WHO says nearly two billion at risk from dengue in Asia
Nearly two billion people in the Asia-Pacific region will be at risk
from dengue fever unless governments do more to fight the debilitating
disease, the World Health Organisation said .
The UN agency said it would ask the 37 countries and territories that
make up its Western Pacific section to endorse a regional strategy for
dealing with the mosquito-borne virus, which it deems among 40 emerging
diseases of global importance. A dengue pandemic swept across the region
between 1991 and 2004, peaking with 350,000 cases in 1998, the WHO said.

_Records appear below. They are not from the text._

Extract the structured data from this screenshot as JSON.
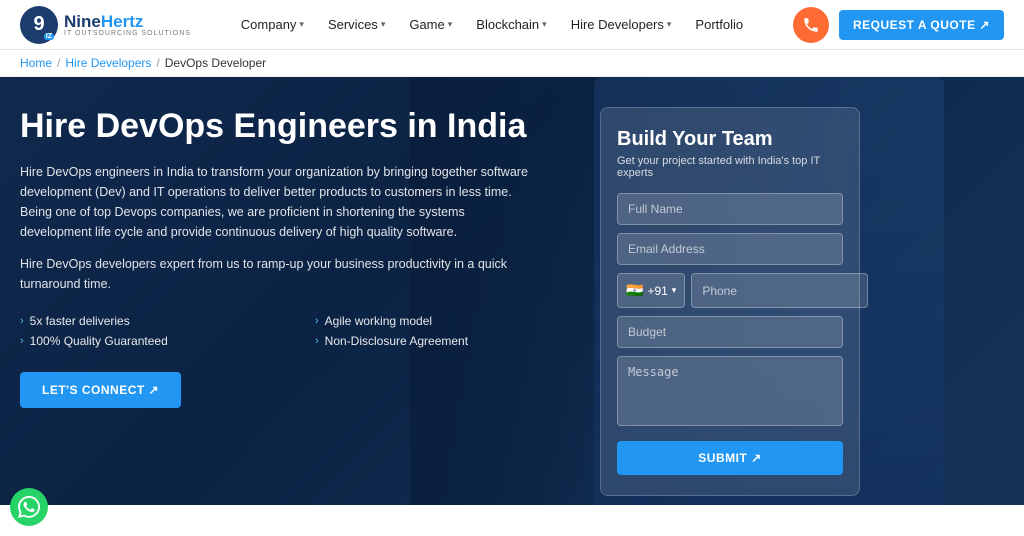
{
  "logo": {
    "nine": "Nine",
    "hertz": "Hertz",
    "sub": "IT Outsourcing Solutions",
    "initial": "9"
  },
  "navbar": {
    "items": [
      {
        "label": "Company",
        "hasDropdown": true
      },
      {
        "label": "Services",
        "hasDropdown": true
      },
      {
        "label": "Game",
        "hasDropdown": true
      },
      {
        "label": "Blockchain",
        "hasDropdown": true
      },
      {
        "label": "Hire Developers",
        "hasDropdown": true
      },
      {
        "label": "Portfolio",
        "hasDropdown": false
      }
    ],
    "quote_label": "REQUEST A QUOTE ↗"
  },
  "breadcrumb": {
    "home": "Home",
    "hire_developers": "Hire Developers",
    "current": "DevOps Developer"
  },
  "hero": {
    "title": "Hire DevOps Engineers in India",
    "description1": "Hire DevOps engineers in India to transform your organization by bringing together software development (Dev) and IT operations to deliver better products to customers in less time. Being one of top Devops companies, we are proficient in shortening the systems development life cycle and provide continuous delivery of high quality software.",
    "description2": "Hire DevOps developers expert from us to ramp-up your business productivity in a quick turnaround time.",
    "features": [
      "5x faster deliveries",
      "Agile working model",
      "100% Quality Guaranteed",
      "Non-Disclosure Agreement"
    ],
    "connect_btn": "LET'S CONNECT ↗"
  },
  "form": {
    "title": "Build Your Team",
    "subtitle": "Get your project started with India's top IT experts",
    "full_name_placeholder": "Full Name",
    "email_placeholder": "Email Address",
    "country_code": "+91",
    "phone_placeholder": "Phone",
    "budget_placeholder": "Budget",
    "message_placeholder": "Message",
    "submit_label": "SUBMIT ↗",
    "flag": "🇮🇳"
  }
}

Of the 2.5 billion people at risk globally, 1.8 billion live in the
Western Pacific.
Ninety-eight percent of all dengue cases - and 99 percent of all
dengue deaths - in the region between 2001 and 2004 were accounted for
by Vietnam, Malaysia, the Philippines, Cambodia, Laos, Singapore, French
Polynesia, Fiji, New Caledonia and China. The WHO said in discussion
papers at a regional committee meeting in Manila that dengue "has
greatly expanded over the last three decades" owing to changes in
weather patterns that expanded the habitat of the Aedes aegypti mosquito
which carries the virus.
"Human practices such as rainwater harvesting and inappropriate
disposal of used tyres, plastic containers and metal cans have created
new opportunities for vector breeding."
Other key factors were migration, demographic changes, and rapid
growth in urban areas."Dengue is a neglected disease that gains
attention during an epidemic," it said.